Есть забавная закономерность: во времена «оттепели» в России героем военного фильма чаще становится один человек («Баллада о солдате», «Летят журавли», «Судьба человека»). Во времена расцвета застоя главным героем войны, напротив, выступает массовка: так, в брежневской эпопее «Освобождение» снимались войска нескольких военных округов. А вот в периоды политического межсезонья — между «оттепелью» и застоем — нашей киноиндустрии свойственно «воевать» именно в масштабах небольшого воинского подразделения: роты, батальона… В такие времена режиссеры, видимо, уже опасаются считать характерной судьбу одного человека (индивидуум никогда не укладывается в рамки государства), но еще и не рискуют делать масштабных обобщений. Вот, в отдельной N-ской роте было так-то, словно говорит режиссер: а как уж там было вообще и почему — не мое собачье дело. «Ротный масштаб» в кино — это желание рассказать правду, но в то же время невозможность рассказать ВСЮ правду. А правда такова: «… Некому, — написано в пресс-релизе фильма «Прорыв», — было в тот момент противостоять двадцатикратно превосходящим силам боевиков». То есть из всей нашей многотысячной группировки в Чечне одна только рота оказалась в «нужном месте в нужное время». Идиотизм командования у нас обычно оборачивается беспримерным героизмом подчиненных, но речь не об этической оценке (по версии фильма, наши генералы все знали, но так надо было). А о том, как, какими мерками, по каким критериям оценивать этот фильм, изготовленный в лучших традициях Главного политуправления МО СССР.

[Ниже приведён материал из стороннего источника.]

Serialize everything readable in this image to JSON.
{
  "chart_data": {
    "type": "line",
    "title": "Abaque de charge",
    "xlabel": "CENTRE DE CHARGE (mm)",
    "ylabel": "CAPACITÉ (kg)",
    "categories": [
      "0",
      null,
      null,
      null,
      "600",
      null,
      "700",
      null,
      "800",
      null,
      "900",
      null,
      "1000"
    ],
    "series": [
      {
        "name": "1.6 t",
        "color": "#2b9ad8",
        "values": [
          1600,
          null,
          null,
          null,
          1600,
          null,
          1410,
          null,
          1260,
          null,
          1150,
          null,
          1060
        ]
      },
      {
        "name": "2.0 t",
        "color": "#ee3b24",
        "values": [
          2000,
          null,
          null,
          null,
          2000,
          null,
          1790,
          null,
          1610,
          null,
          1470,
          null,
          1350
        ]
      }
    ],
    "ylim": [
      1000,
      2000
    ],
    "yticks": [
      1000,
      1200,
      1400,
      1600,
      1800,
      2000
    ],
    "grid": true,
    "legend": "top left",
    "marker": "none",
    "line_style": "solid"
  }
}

Фильм наше киносообщество уже заранее обозвало заказным, а значит, плохим. В том, однако, что фильм делался по заказу государства, нет ничего плохого. Есть арт-хаус, кино для элиты, где режиссеры вытаскивают наружу подсознание и любуются внутренней противоречивостью героя. А есть боевик, кино для масс, про мужество отчаянных парней: в той же Америке это дело поставлено на поток и никто не стесняется (как говорил режиссер Грымов, зачем Америке тратиться на строительство непобедимого авианосца, когда можно снять фильм про непобедимый авианосец). «Прорыв» — это агитка, пропагандистское кино, и оценивать его нужно по критериям агитки.
Задача агитки — донести в максимально убедительной и эмоционально-окрашенной форме основные тезисы, внушаемые государством. Задача режиссера — вживить эти мертвые тезисы в уста живых актеров ТАК, чтобы зритель в это поверил. То есть сделать их близкими к правде жизни. Насколько это получилось, наглядно иллюстрируют фрагменты из драматических диалогов фильма «Прорыв»:
— Нужен еще один решительный шаг. Поверь, Мурад, ситуация изменится коренным образом. (Из разговора одного командира бандформирования с другим командиром бандформирования.)
— Вы уже слышали, что сказал по телевизору президент? (Первый вопрос, который задает в родильном доме будущая мама своей свекрови.)
— Я за твоей широкой спиной прятаться не собираюсь. (Из разговора сына-лейтенанта с отцом-генералом.)
— Когда нам заплатят деньги? Мы честно отрабатываем наши контракты. (Реплика ваххабита-афроамериканца.)
— Вы никогда не любили? Ну... сердце ни о ком не болит? (Из разговора офицера и медсестры.)
И так далее. Об эффективности такой пропаганды говорить нелепо — ничего, кроме сарказма, она вызвать не способна. Пропаганда — опасное оружие: при неправильном обращении оборачивается против своих создателей.